California law requires motorcycle operators and their passengers to wear a safety helmet when the motorcycle is operated on a public road. Helmets save lives. Personal injury lawyers encourage motorcyclists to wear helmets because we see the tragic head injuries that helmetless riders and passengers suffer when they are involved in collisions.
Motorcycle accident lawyers are often asked whether the failure to wear a helmet affects the amount of compensation a rider will recover in a personal injury claim. The answer depends on the circumstances.
Contributory negligence is a legal principle that limits an injury victim's recovery of compensation when the victim's conduct contributes to the victim's accident injuries. California's version of that principle is called comparative negligence.
In California, a jury is asked to compare the negligence of the party who is sued for negligence to the negligence of the party seeking compensation. For example, a motorcyclist might sue the driver of a car that made an unexpected left turn in front of the oncoming motorcycle, causing the motorcyclist to collide with the car. A jury might find that the driver of the car was 70% at fault for failure to yield to oncoming traffic and that the motorcycle rider was 30% at fault for failing to anticipate the left turn and to slow down or take evasive action to avoid the collision.
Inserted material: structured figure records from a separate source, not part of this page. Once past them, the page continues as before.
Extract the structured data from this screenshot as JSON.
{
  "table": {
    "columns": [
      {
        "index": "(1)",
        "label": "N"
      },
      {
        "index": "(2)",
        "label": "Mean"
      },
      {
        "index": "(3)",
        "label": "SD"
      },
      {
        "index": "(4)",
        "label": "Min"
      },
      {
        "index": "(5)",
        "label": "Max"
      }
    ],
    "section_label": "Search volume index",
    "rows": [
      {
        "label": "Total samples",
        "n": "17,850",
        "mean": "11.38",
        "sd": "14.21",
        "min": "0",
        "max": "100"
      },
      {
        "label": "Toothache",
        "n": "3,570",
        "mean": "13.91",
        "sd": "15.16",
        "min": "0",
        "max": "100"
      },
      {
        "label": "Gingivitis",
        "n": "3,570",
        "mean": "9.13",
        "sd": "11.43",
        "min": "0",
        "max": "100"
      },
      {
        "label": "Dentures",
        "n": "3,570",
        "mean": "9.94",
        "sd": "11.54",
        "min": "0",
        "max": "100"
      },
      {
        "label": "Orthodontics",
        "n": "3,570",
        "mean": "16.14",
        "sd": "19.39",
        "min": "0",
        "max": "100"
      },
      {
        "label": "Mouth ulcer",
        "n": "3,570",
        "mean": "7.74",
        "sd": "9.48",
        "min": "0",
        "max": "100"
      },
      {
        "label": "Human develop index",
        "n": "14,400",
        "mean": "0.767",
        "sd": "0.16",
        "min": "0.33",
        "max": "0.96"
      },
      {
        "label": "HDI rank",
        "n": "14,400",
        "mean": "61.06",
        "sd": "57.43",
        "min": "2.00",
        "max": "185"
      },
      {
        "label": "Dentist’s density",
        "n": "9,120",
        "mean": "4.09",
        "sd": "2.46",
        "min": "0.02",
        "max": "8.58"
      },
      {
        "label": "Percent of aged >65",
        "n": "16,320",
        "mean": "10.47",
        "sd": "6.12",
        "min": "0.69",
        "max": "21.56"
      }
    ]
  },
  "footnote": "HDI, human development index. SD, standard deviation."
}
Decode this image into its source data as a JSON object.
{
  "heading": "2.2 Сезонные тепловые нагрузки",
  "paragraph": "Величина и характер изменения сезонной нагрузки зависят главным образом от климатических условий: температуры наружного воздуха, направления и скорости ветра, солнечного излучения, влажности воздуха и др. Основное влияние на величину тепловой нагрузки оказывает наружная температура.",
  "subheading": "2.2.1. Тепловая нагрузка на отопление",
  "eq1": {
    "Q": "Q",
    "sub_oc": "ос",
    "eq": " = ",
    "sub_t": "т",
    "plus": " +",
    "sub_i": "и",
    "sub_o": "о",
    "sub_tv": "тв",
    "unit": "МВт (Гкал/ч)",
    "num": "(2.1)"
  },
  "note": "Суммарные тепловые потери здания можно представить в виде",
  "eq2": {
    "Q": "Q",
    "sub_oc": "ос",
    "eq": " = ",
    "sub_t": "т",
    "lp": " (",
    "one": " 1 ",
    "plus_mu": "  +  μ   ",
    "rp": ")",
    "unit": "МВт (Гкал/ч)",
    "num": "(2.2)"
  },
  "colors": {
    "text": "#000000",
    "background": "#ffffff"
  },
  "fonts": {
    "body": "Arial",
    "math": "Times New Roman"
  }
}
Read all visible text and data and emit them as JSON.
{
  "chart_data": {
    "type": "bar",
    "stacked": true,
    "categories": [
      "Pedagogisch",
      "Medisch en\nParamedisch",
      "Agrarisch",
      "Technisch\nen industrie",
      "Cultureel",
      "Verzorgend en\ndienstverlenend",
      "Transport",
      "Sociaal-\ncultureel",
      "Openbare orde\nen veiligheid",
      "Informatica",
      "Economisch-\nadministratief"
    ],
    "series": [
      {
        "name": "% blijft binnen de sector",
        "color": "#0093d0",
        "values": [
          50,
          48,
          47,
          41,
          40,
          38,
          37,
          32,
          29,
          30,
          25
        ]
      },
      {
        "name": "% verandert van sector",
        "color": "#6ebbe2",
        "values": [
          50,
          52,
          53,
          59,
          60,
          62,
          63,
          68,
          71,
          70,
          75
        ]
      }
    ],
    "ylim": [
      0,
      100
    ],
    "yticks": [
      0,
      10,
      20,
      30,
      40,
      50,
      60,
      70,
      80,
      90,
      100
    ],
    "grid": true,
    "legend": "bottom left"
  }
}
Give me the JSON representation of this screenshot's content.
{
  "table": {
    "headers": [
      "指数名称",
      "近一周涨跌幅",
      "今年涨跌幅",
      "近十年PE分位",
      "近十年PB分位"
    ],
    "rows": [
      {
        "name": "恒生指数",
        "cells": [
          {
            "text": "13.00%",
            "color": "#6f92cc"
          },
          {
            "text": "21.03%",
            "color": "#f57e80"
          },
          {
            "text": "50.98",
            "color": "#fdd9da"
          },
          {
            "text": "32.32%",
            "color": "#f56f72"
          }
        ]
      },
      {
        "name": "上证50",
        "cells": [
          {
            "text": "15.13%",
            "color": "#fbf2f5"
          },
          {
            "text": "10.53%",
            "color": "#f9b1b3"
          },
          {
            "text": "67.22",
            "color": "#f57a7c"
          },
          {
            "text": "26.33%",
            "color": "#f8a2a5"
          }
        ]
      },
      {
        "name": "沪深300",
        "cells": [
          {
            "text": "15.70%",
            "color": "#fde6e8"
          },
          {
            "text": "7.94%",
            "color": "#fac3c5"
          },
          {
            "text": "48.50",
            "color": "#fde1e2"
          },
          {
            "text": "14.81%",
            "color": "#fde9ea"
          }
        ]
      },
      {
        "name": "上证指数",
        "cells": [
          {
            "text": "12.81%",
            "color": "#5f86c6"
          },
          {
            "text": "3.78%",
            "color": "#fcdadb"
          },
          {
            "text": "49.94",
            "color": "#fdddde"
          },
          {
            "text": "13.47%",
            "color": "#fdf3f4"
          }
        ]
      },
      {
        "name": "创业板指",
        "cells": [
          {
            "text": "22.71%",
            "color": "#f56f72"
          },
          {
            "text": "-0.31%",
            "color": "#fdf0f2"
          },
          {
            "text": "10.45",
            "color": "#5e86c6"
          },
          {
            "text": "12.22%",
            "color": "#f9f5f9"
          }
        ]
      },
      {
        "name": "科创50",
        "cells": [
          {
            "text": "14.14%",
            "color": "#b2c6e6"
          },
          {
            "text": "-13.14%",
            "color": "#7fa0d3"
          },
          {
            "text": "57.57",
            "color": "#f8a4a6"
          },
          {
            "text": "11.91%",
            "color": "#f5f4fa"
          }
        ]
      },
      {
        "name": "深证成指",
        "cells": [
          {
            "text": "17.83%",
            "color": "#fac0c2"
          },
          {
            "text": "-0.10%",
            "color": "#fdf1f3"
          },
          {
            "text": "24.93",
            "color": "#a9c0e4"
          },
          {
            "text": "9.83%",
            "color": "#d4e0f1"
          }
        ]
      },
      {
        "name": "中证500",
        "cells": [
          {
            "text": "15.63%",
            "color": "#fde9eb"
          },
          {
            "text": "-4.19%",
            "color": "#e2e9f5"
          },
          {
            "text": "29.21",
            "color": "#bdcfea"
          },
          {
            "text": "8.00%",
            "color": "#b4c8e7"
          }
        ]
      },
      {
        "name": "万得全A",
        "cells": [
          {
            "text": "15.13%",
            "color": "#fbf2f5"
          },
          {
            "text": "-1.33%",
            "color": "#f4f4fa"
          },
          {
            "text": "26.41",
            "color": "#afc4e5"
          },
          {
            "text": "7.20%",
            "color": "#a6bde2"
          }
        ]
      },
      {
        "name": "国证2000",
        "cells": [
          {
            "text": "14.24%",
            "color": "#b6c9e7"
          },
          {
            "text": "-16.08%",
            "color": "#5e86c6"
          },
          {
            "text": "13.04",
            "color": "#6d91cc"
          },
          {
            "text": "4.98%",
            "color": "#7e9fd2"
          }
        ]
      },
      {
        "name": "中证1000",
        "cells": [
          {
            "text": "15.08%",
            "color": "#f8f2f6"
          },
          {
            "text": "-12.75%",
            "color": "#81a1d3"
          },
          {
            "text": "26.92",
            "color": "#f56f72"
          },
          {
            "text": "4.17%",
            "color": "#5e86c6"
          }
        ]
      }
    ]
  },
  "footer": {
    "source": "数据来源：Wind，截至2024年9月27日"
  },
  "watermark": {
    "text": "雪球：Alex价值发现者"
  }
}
The jury is told to award compensation without considering the negligence of each party. The judge then reduces the jury's award in proportion to the negligence of the party seeking compensation. For example, assume that the jury awarded compensation of $50,000. If the jury finds that the motorcyclist bringing the compensation claim was 30% at fault, the judge will reduce compensation by 30%, resulting in an award of $35,000.
Contributory Negligence and Helmet Use
Courts across the country have taken different approaches to whether the failure to wear a helmet should be considered an act of contributory negligence. One view is that comparative negligence refers to negligence that causes the accident. Failing to wear a helmet will rarely contribute to an accident.
A competing view is that contributory negligence refers to negligence that causes the injury. Failing to wear a helmet might contribute to the motorcycle rider's injury.
California follows the latter view. California judges instruct juries that they should consider whether the plaintiff was negligent and, if so, whether the plaintiff's negligence was a substantial cause of his or her harm. That instruction would hold a plaintiff accountable for negligence that contributes either to the accident or to the injury.
While California's appellate courts have not definitively decided whether the failure to wear a helmet can be considered contributory negligence, the courts have decided that the failure to wear a seat belt can be an act of contributory negligence, provided that the defendant can prove that the failure to wear a seat belt contributed to the injury. The same reasoning would suggest that the failure to wear a motorcycle helmet can be an act of contributory negligence, but only if the party being sued can prove that the failure to wear a helmet contributed to the injury.
Proof of Contributory Negligence
In some motorcycle accident cases, the failure to wear a helmet will clearly make no difference. A motorcycle rider who broke an arm in a crash but had no other injuries cannot be deemed contributorily negligent for failure to wear a helmet because a helmet would not have protected the arm.
When a rider experiences a head injury, however, the question is more complicated. Helmets reduce the risk of a head injury, but they do not eliminate that risk. A significant percentage of motorcyclists who die from a head injury were wearing a helmet.
Brian injuries are usually caused when the brain collides with the skull. They can also be caused when the skull fractures, exposing the brain to a direct collision with pavement, a car, or some other surface. Helmets can cushion the impact and may prevent skull fractures, but they cannot prevent the brain from striking the skull when the rider's motion comes to a sudden halt. That's why football players sustain concussions despite wearing football helmets.
To reduce a motorcyclist's compensation, the driver who caused the accident must prove that the motorcyclist would not have been as severely injured if the rider had been wearing a helmet. That can be a difficult burden to meet. It's important to California personal injury lawyers (and to the injury victims they represent) that the burden is on the negligent driver to prove that failure to wear a helmet contributed to the injury. Motorcycle accident victims would be in a worse position if they had to prove that the same injury would have occurred even if they had worn a helmet.
To prove that the failure to wear a helmet worsened the injury, the defendant driver will need to call an expert witness. The motorcyclist can counter with opposing expert testimony. Often the experts cancel each other out. If the jury decides that the effect a helmet would have had on the injury is unknowable, the jury should not attribute any comparative negligence to the motorcycle rider based on the failure to wear a helmet.
California motorcycle lawyers encourage all riders to obey the law by wearing a helmet. When riders are injured in an accident caused by the driver of another vehicle, however, we work hard to maximize the injury victim's compensation, whether or not the rider was wearing a helmet.